MSPLIT

Contacts

Jian Wang [jiw006 (at) ucsd.edu]

Summary

Most computational methods make the assumption that each MS/MS spectrum comes from one peptide while there are numerous situations where one MS/MS spectra contain fragment ions corresponding to two or more peptides. Examples include co-eluting peptides in complex samples, spectra genreated from data-independent method and spectra from peptides with complex PTMs (e.g. SUMOylation). M-SPLIT is a spectral-library search tool for identification of mixture spectra of up to two peptides.

In our approach, a mixture spectrum M is modelled as a linear combination of two spectra: A + aB, where A and B are single-peptide spectra from two different peptides and a indicates their relative abundances. The program selects the A + aB combination with highest cosine similarity to M by using branch-and-bound filtration techniques. Using branch-and-bound technique, M-SPLIT is able to identify the correct matches by considering only a minuscule fraction of all possible matches, and simultaneously, reliably quantify the relative abundances of co-eluting peptides. The performance of our approach varies with a, but is able to select the correct peptides for 89-99% of all cases with a varying from 0.1 to 1.0.

Documentation

  • Spectral LibraryDownload the spectral library from NIST (or any source).
    M-SPLIT supports spectral libraries in .msp and .sptxt format.Use SpectraST to generate a decoy spectral library. This allows the use of the target/decoy strategy to choose a scoring threshold and estimate FDR after searching with M-SPLIT. One of the outputs from SpectraST will be a .sptxt format library file. Note that M-SPLIT does not require the decoy library, but without the decoy library it cannot estimate FDR.
  • M-SPLITAfter the spectral library and decoy library are constructed, run M-SPLIT as follows:
    Usage: java -Xmx800M -jar MSPLIT_v1.0.jar
    	LibraryFile
    	QueryFile
    	PrecursorMassTolerance
    	[OutputFile]

    Example command line:

    java -Xmx800M -jar MSPLIT_v1.0.jar NIST_e_coli.msp in.mgf 2.0 out.txt

    This will search the library and find the pair of spectra in the library that best matches to the query spectrum.

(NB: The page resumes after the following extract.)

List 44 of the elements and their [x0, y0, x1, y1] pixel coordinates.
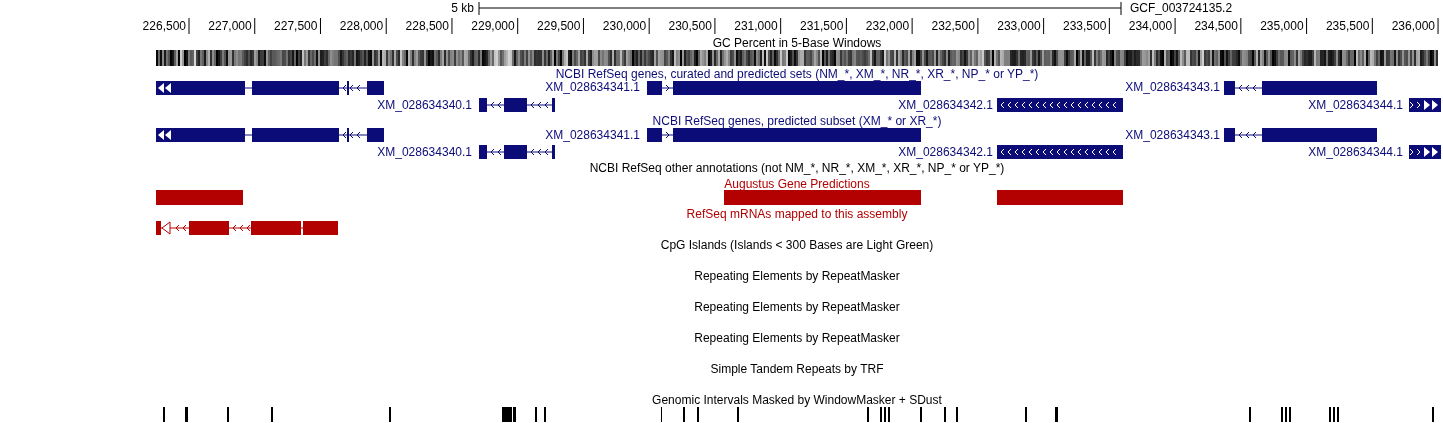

    Precursor mass tolerance is in unit Da. Usually one should use a relatively large tolerance, such as 2.0 Da, to allow for the identification of mixture spectra even if the query is high accuracy MS data.

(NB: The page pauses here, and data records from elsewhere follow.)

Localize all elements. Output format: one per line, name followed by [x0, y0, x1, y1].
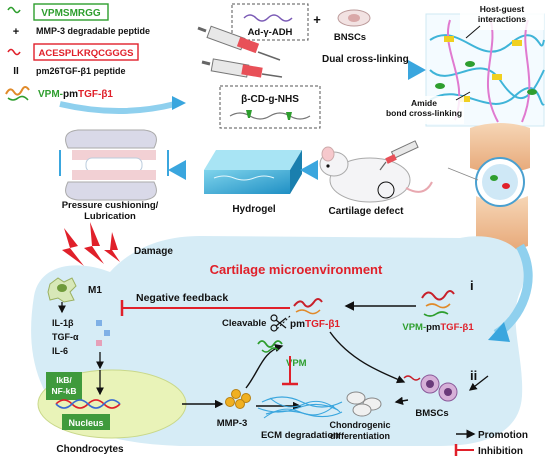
knee-to-micro-arrowhead: [488, 322, 510, 342]
tgf-squiggle-icon: [7, 48, 21, 56]
vpm-sequence-box: [33, 3, 109, 21]
joint-cushion-icon: [59, 129, 169, 201]
peptide-panel: VPMSMRGG + MMP-3 degradable peptide ACES…: [5, 3, 150, 101]
conjugate-peptide-icon: [5, 86, 30, 101]
legend-inhibition-label: Inhibition: [478, 446, 523, 457]
synthesis-plus: +: [313, 12, 321, 27]
bmscs-cell-icon: [337, 9, 371, 27]
rat-to-hydrogel-arrowhead: [300, 160, 318, 180]
pmtgf-peptide-icon: [293, 298, 323, 315]
knee-joint-icon: [447, 123, 530, 251]
legend-promotion-label: Promotion: [478, 430, 528, 441]
pm26-peptide-label: pm26TGF-β1 peptide: [36, 66, 126, 76]
mmp3-degradable-label: MMP-3 degradable peptide: [36, 26, 150, 36]
pressure-lubrication-label: Pressure cushioning/Lubrication: [62, 200, 159, 222]
m1-label: M1: [88, 285, 102, 296]
damage-lightning-icon: [62, 222, 120, 266]
syringe-top-icon: [197, 25, 281, 61]
mmp3-label: MMP-3: [217, 418, 248, 429]
damage-label: Damage: [134, 246, 173, 257]
peptide-squiggle-icon: [7, 6, 21, 14]
bcd-nhs-box: β-CD-g-NHS: [219, 85, 321, 129]
cytokine-particles-icon: [96, 320, 110, 346]
plus-sign: +: [13, 26, 19, 38]
equals-sign: II: [13, 66, 19, 77]
mmp3-to-cleavage-arrow: [245, 343, 284, 389]
bmsc-cells-icon: [403, 374, 458, 402]
bcd-chain-icon: [229, 112, 311, 120]
cleavable-label: Cleavable: [222, 318, 266, 329]
hydrogel-block-icon: [204, 150, 302, 194]
cleave-dash: [275, 315, 291, 331]
path-i-label: i: [470, 278, 474, 293]
amide-label-bg: [384, 96, 464, 124]
dual-crosslinking-label: Dual cross-linking: [322, 54, 409, 65]
tgf-sequence-box: [33, 43, 139, 61]
ikb-label: IkB/NF-kB: [51, 375, 76, 396]
nucleus-box: [62, 414, 110, 430]
vpm-sequence: VPMSMRGG: [41, 8, 101, 19]
dual-crosslinking-arrowhead: [408, 60, 426, 80]
syringe-injection-icon: [379, 140, 419, 171]
tgfa-label: TGF-α: [52, 332, 79, 342]
ecm-fibers-icon: [257, 396, 343, 419]
ii-arrow: [468, 375, 489, 391]
ecm-degradation-label: ECM degradation: [261, 430, 339, 441]
nucleus-label: Nucleus: [68, 418, 103, 428]
bmscs-micro-label: BMSCs: [415, 408, 448, 419]
ikb-box: [46, 372, 82, 400]
bmsc-to-differentiation-arrow: [394, 396, 409, 405]
chondrocytes-label: Chondrocytes: [56, 444, 124, 455]
cartilage-defect-label: Cartilage defect: [328, 206, 404, 217]
host-guest-pointer: [465, 25, 481, 39]
ad-adh-box: Ad-γ-ADH: [231, 3, 309, 41]
microenvironment-title: Cartilage microenvironment: [210, 262, 383, 277]
tgf-sequence: ACESPLKRQCGGGS: [38, 48, 133, 59]
mmp3-enzyme-icon: [225, 389, 251, 409]
legend: Promotion Inhibition: [454, 429, 528, 457]
bcd-nhs-label: β-CD-g-NHS: [241, 94, 299, 105]
dna-helix-icon: [55, 399, 121, 409]
vpm-fragment-icon: [257, 340, 283, 353]
bnscs-label: BNSCs: [334, 32, 366, 43]
path-ii-label: ii: [470, 368, 477, 383]
hydrogel-to-cushion-arrowhead: [168, 160, 186, 180]
il6-label: IL-6: [52, 346, 68, 356]
ad-adh-label: Ad-γ-ADH: [248, 27, 293, 38]
peptide-to-syringe-arrow: [59, 101, 176, 114]
vpm-label: VPM: [286, 358, 307, 369]
vpm-pmtgf-micro-label: VPM-pmTGF-β1: [402, 322, 474, 333]
pmtgf-to-bmsc-arrow: [329, 331, 406, 384]
vpm-pmtgf-complex-icon: [421, 290, 455, 317]
scissors-icon: [270, 314, 287, 332]
chondrogenic-cells-icon: [346, 391, 382, 417]
syringe-bottom-icon: [201, 58, 283, 78]
il1b-label: IL-1β: [52, 318, 74, 328]
ad-adh-chain-icon: [243, 14, 293, 22]
rat-icon: [319, 146, 433, 203]
peptide-to-syringe-arrowhead: [172, 96, 186, 110]
negative-feedback-label: Negative feedback: [136, 292, 228, 304]
pmtgf-label: pmTGF-β1: [290, 319, 340, 330]
host-guest-label-bg: [460, 2, 544, 30]
hydrogel-label: Hydrogel: [232, 204, 276, 215]
vpm-pmtgf-label: VPM-pmTGF-β1: [38, 89, 113, 100]
m1-macrophage-icon: [47, 277, 77, 303]
amide-pointer: [455, 91, 471, 101]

    If the output file parameter is omitted, then the output will be written to standard out.

  • spectrumMatchClassifyAfter the search, M-SPLIT uses a SVM to determine whether a match is significant. SVM classification is now done using the svm-light package, which can be downloaded at http://svmlight.joachims.org/. Once downloaded, place the appropriate binaries (svm_learn and svm_classify) in the “svm_light_linux” or “svm_light_windows” folder under the M-SPLIT installation.Use the spectrumMatchClassify.pl script to perform the classification as well as to estimate FDR using the target/decoy method. Run the script as follows:
    Usage: spectrumMatchClassify.pl
    	SearchResultFile
    	FilteredOutputFile
    	FDR

    FDR is in fraction, i.e. to enforce 1% FDR use 0.01.

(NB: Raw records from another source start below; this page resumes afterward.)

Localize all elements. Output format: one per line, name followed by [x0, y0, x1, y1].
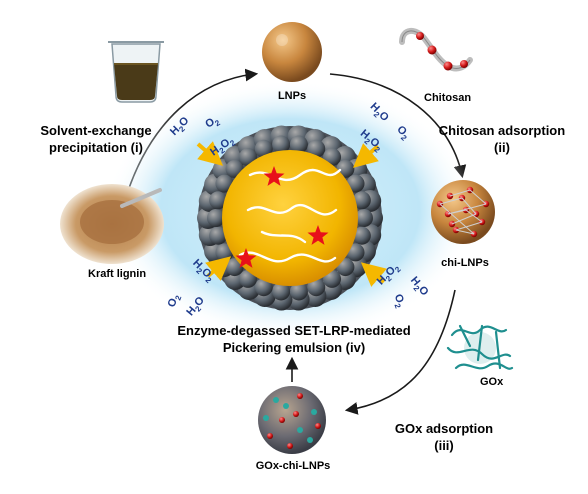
yellow-arrows [196, 141, 387, 287]
label-chi-lnps: chi-LNPs [441, 257, 489, 269]
lnp-sphere-icon [262, 22, 322, 82]
star-icon [263, 166, 285, 186]
step-ii-line2: (ii) [494, 140, 510, 155]
step-iii-line2: (iii) [434, 438, 454, 453]
label-step-iii: GOx adsorption (iii) [388, 420, 500, 454]
step-iv-line2: Pickering emulsion (iv) [222, 340, 366, 355]
label-step-i: Solvent-exchange precipitation (i) [28, 122, 164, 156]
label-kraft-lignin: Kraft lignin [88, 268, 147, 280]
star-icon [307, 225, 329, 245]
chi-lnp-sphere-icon [431, 180, 495, 244]
gox-protein-icon [446, 324, 514, 370]
label-step-iv: Enzyme-degassed SET-LRP-mediated Pickeri… [170, 322, 418, 356]
label-chitosan: Chitosan [424, 92, 472, 104]
step-ii-line1: Chitosan adsorption [438, 123, 566, 138]
step-i-line1: Solvent-exchange [40, 123, 152, 138]
arrow-iii [344, 289, 456, 415]
step-i-line2: precipitation (i) [49, 140, 143, 155]
chitosan-chain-icon [399, 28, 473, 72]
lignin-powder-icon [60, 184, 164, 264]
star-icon [235, 248, 257, 268]
label-step-ii: Chitosan adsorption (ii) [432, 122, 572, 156]
label-gox-chi-lnps: GOx-chi-LNPs [255, 460, 331, 472]
step-iii-line1: GOx adsorption [394, 421, 494, 436]
step-iv-line1: Enzyme-degassed SET-LRP-mediated [177, 323, 411, 338]
beaker-icon [108, 41, 164, 103]
label-gox: GOx [480, 376, 504, 388]
label-lnps: LNPs [277, 90, 307, 102]
gox-chi-lnp-sphere-icon [258, 386, 326, 454]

  • OutputOutputs are in tab-delimited format. Each column has the following meanings:We denote M as the query spectrum (putative mixture spectrum) and A and B as the pair of spectra best matched to M. In the case of mixture matches some result columns have two values, separated by a “!”.
    Column	Content
    1	Query spectrum file
    2	Scan number of query spectrum
    3	Peptide annotation
    4	Protein
    5	Charge of peptide
    6	cosine(M, A+B)
    7	cosine(M, A)[!cosine(M,B)] 
    8	cosine(A,B)
    9	alpha (estimated by optimal cosine)
    10	alpha (estimated by residual method)
    11	# of peaks that account of 85% of total intensity
    12	dot-bias(M, A+B) (see paper)
    13	dot-bias(M, A) [!dot-bias(M,B)]
    14	Projected-cosine(M,A+B)
    15	Projected-cosine(M,A) [!projected-cosine(M,B)
    16	mean cosine (of all candidates considered during the search)
    17	mean delta cosine (i.e. cosine(M,A+B)-cosine(M,A))
    18	Precursor m/z
    19	precursor m/z of A (!precursor m/z of B)
    20	Svm1-score (this score tells whether result is a match)
    21	Svm2-score (this score tells whether result is a mixture match)

Downloads

M-SPLIT

Publications

Peptide identification from mixture tandem mass spectra. Wang J, Pérez-Santiago J, Katz JE, Mallick P, Bandeira N. Mol Cell Proteomics. 2010 Jul;9(7):1476-85. doi: 10.1074/mcp.M000136-MCP201. Epub 2010 Mar 27.